On a cru longtemps que l'auteur du mot, était Charles Mis, qui rédigeait alors le Républicain français. M. Fournier est d'avis qu'il faut en restituer la paternité à Charles Lacretelle, dit Lacretelle jeune. Voici comment cet historien s'exprime, dans ses Dix années d'épreuves pendant la Révolution (1842, p. l.'134) :
« Je lis dans l'un des journaux du temps, soumis à l'unique censure de la guillotine, un récit des derniers moments de Louis XVI. Comme c'était alors presque le seul où respirât de l'intérêt pour l'auguste victime, il fut généralement copié et traduit dans plus d'une langue. C'est là que se trouve le mot attribué au confesseur du roi, l'abbé Edgeworth... J'en ai cherché depuis vainement l'auteur. Je ne me crois pas assez éloquent pour l'avoir trouvé, et il me semble que le souvenir d'une telle invention, ne doit point se perdre; j'ai pu avec franchise l'insérer dans mon Histoire de la Convention, qui parut d'abord sous le titre de Précis historique. (1806). »

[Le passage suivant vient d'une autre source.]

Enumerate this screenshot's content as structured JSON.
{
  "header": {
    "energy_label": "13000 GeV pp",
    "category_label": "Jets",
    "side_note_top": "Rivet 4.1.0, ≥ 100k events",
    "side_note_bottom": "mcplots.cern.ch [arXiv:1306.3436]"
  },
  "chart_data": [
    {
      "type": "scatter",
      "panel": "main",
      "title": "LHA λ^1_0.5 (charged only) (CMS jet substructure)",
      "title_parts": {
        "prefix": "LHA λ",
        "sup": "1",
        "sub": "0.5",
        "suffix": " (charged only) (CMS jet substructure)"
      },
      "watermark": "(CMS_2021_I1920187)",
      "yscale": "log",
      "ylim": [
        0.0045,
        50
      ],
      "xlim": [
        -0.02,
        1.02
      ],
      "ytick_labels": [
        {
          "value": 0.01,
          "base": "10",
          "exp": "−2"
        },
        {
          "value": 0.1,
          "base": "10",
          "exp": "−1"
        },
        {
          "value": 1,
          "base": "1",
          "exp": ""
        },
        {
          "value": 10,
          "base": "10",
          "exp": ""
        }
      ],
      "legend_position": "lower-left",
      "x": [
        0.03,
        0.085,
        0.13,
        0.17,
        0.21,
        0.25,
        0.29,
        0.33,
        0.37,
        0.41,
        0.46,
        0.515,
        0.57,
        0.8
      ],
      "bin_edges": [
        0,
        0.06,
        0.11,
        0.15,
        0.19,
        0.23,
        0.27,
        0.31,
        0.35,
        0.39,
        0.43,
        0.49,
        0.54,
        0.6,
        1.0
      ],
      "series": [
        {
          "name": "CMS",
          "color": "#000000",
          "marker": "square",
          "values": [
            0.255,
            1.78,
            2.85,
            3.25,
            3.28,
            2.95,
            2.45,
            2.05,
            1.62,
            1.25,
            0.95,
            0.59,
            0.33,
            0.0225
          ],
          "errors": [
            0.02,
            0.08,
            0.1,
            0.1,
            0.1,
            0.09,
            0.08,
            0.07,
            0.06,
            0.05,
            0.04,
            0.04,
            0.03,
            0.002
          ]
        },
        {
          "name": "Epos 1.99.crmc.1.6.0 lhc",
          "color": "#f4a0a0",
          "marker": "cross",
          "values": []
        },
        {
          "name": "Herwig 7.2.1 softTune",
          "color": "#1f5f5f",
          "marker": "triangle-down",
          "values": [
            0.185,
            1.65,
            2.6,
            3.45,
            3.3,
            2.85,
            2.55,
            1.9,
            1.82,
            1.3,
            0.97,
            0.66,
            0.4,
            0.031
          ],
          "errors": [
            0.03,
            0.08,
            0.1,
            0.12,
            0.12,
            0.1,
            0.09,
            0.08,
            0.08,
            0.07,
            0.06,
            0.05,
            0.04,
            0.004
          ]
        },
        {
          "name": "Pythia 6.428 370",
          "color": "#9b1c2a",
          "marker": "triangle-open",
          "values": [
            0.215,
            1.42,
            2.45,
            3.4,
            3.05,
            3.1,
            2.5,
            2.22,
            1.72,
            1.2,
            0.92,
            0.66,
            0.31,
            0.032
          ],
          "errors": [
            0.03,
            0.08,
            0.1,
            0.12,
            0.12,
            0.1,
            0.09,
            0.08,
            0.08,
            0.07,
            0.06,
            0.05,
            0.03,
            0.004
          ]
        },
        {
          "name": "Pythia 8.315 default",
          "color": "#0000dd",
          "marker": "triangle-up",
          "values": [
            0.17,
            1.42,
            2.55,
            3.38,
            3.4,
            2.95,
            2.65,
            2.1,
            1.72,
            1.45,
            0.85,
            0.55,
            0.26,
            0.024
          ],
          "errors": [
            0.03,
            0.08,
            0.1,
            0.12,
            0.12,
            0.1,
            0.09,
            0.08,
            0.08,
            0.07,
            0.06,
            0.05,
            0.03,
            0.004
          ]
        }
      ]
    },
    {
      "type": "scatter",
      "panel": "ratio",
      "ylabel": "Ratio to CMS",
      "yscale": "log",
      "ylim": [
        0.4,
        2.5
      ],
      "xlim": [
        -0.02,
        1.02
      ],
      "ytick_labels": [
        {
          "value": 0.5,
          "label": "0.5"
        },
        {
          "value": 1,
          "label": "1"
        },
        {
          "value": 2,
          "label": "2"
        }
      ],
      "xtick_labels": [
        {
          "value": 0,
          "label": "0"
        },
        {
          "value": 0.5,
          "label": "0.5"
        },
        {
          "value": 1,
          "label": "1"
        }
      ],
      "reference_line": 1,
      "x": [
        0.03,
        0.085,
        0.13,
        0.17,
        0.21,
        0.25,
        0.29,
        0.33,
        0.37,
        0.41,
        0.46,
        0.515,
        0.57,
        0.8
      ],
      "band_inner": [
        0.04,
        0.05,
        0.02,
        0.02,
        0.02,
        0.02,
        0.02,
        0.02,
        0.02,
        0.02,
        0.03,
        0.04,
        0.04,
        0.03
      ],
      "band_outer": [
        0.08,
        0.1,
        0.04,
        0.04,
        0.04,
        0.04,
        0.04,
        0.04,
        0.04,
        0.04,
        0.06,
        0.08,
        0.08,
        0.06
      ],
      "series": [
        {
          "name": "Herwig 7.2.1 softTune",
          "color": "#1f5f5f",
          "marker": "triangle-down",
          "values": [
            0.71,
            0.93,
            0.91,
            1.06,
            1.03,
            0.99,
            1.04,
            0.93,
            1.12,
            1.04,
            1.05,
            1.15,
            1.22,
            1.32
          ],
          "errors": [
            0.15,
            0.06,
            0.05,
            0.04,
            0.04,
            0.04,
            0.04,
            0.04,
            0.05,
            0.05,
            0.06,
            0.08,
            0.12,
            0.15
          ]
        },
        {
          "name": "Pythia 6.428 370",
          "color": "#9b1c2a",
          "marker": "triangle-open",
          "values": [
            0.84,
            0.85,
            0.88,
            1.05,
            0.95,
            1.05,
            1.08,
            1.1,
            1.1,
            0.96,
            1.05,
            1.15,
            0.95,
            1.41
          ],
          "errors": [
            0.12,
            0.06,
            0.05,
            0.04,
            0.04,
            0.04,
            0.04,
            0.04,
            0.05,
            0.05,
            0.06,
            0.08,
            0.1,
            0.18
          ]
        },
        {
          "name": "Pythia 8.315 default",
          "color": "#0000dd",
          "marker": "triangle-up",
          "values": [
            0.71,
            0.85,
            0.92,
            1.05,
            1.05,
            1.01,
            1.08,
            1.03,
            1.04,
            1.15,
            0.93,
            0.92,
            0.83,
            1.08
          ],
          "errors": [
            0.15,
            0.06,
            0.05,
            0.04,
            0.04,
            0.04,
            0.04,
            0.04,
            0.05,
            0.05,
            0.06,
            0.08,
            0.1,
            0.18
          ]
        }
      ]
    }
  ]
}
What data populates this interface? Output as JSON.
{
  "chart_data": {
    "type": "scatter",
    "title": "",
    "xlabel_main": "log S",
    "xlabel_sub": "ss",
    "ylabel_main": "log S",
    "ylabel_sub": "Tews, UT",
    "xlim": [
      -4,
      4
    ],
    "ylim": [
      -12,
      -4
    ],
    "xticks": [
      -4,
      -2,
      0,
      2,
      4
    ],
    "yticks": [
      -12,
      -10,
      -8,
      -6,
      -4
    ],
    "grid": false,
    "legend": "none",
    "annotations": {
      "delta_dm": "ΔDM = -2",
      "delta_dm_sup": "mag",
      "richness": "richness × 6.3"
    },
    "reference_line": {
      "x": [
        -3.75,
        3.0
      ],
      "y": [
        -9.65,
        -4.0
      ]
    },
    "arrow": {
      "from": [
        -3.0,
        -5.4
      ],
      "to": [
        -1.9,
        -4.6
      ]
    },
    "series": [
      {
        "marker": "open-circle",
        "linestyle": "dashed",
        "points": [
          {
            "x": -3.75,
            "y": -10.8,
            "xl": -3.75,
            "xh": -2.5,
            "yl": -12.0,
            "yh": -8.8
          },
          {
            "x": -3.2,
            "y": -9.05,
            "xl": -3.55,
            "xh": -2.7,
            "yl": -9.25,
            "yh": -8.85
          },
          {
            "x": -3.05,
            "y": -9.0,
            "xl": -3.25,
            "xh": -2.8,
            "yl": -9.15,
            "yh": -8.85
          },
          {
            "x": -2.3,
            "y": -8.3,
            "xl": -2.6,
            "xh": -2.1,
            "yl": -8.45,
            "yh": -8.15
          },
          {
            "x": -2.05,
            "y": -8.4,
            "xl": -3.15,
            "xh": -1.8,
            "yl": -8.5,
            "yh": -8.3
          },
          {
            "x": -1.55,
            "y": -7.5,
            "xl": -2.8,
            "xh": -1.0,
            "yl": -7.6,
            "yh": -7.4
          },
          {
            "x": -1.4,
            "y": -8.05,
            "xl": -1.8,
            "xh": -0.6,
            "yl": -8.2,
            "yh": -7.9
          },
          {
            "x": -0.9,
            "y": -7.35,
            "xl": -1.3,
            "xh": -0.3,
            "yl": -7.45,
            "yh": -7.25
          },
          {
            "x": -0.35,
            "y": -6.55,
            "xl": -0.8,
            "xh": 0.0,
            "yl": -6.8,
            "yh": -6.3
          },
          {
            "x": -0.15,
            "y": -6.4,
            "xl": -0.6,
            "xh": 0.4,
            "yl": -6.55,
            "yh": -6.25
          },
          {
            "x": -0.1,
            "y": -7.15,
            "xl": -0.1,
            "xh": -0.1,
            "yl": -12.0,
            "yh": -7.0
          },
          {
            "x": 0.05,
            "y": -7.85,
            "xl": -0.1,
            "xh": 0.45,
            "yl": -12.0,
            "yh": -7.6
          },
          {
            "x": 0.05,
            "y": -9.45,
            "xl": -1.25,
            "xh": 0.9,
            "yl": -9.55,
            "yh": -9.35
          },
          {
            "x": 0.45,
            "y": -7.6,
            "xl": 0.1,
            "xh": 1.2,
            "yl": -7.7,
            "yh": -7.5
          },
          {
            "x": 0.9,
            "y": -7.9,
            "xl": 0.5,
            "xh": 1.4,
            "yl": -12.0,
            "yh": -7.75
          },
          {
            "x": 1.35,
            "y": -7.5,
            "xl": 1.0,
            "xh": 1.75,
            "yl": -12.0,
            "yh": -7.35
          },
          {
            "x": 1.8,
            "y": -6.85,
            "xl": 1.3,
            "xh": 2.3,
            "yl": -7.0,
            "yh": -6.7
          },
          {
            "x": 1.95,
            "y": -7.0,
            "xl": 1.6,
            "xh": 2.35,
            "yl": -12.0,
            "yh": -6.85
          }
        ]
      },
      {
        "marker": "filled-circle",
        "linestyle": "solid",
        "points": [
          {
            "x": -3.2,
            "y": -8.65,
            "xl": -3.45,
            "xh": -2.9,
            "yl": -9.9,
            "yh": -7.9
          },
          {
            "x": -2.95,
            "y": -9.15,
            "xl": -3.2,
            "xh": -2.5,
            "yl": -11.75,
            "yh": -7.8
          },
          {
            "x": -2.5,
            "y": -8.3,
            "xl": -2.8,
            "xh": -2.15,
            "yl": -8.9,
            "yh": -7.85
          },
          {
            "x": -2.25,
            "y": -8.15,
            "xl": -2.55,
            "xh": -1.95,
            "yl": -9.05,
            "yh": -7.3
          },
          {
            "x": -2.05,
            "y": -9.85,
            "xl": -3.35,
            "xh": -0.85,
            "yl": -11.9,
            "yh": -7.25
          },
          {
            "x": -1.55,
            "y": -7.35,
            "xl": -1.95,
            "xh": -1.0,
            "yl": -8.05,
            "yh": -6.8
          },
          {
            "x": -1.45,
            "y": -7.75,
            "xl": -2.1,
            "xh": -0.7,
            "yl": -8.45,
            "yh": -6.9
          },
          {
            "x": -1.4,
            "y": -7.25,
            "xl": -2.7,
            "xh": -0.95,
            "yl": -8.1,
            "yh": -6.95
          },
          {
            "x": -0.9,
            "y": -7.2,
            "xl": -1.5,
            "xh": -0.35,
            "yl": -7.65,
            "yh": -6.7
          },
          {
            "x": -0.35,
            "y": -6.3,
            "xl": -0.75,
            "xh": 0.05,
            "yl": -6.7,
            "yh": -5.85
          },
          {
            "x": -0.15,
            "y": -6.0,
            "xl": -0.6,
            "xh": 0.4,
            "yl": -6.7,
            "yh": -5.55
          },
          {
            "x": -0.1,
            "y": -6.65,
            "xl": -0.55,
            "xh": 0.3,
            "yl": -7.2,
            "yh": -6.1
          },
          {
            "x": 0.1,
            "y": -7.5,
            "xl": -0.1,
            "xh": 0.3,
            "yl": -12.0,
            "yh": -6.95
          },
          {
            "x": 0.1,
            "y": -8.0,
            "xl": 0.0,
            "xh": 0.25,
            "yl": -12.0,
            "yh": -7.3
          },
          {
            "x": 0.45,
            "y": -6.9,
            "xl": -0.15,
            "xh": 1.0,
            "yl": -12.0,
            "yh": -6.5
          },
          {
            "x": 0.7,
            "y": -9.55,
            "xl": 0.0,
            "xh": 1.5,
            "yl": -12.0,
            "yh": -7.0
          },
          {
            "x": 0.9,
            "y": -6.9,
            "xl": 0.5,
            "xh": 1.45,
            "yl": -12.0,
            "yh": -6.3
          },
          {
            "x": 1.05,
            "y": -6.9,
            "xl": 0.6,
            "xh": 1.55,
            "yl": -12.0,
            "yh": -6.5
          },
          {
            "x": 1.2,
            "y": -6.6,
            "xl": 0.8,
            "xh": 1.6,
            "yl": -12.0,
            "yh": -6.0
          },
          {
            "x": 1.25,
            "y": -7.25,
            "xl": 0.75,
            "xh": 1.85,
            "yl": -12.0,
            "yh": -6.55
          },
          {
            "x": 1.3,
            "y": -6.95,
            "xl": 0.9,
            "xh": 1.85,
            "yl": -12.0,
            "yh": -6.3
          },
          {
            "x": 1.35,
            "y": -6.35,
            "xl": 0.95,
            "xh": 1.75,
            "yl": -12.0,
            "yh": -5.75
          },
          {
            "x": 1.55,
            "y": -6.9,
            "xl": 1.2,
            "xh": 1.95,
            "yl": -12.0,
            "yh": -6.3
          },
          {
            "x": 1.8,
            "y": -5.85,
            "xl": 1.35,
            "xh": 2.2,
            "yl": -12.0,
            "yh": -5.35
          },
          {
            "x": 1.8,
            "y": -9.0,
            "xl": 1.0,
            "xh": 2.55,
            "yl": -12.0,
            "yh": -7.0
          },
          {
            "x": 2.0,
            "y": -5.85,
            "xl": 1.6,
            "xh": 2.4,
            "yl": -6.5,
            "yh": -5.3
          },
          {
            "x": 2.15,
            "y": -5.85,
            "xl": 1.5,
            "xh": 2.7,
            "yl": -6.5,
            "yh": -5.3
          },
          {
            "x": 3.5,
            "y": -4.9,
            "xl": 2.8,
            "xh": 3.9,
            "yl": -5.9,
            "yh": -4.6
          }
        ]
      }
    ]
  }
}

M. Combes a inutilement cherché l'article en question dans les journaux du temps. Il a trouvé le mot pour la première fois reproduit, sous une forme un peu différente, au bas d'une gravure des Révolutions de Paris, qui se rapporte au n° 185 (19-26 janvier 1792), mais qui ne dut paraître que dans le courant de mars, avec le numéro 192.
M. Fournier nous assure que Ch. Lacretelle, moins modeste dans l'intimité, se reconnaissait volontiers l'auteur de la belle parole attribuée à l'abbé Edgeworth. Un tel aveu fait plus d'honneur à son imagination d'artiste qu'à sa conscience d'historien.
M. le marquis de Beaucourt n'attache qu'une médiocre valeur à l'attribution nouvelle produite par M. Fournier, et passe sous silence les témoignages rapportés par Michelet et par M. d'Haussez. Il cite un grand nombre d'extraits empruntés à divers historiens et narrateurs, qui ont reproduit le mot conformément à la tradition. Malheureusement, il est à remarquer qu'aucun de ces documents n'émane d'un témoin pouvant affirmer qu'il a entendu l'abbé Edgeworth prononcer la fameuse phrase. Aussi hésite-t-il avec beaucoup de raison à conclure d'une manière positive à son authenticité.
« Il est avec le ciel des accommodements. »
C'est ainsi que l'on cite ordinairement une parole que Molière a mise dans la bouche de Tartuffe sous cette forme :
Le Ciel défend, de vrai, certains contentements ;
Mais on trouve avec lui des accommodements.
(Le Tartuffe ou l'Imposteur, 1664, acte IV, scène V, vers 1487-1488.)
La forme généralement adoptée pour cette citation se trouve dans la Lettre sur la comédie de l'Imposteur (1667), qui a été attribuée à Molière et que l'on a souvent jointe à cette pièce. (Ed. Regnier, t. IV, 1878, p. 548.)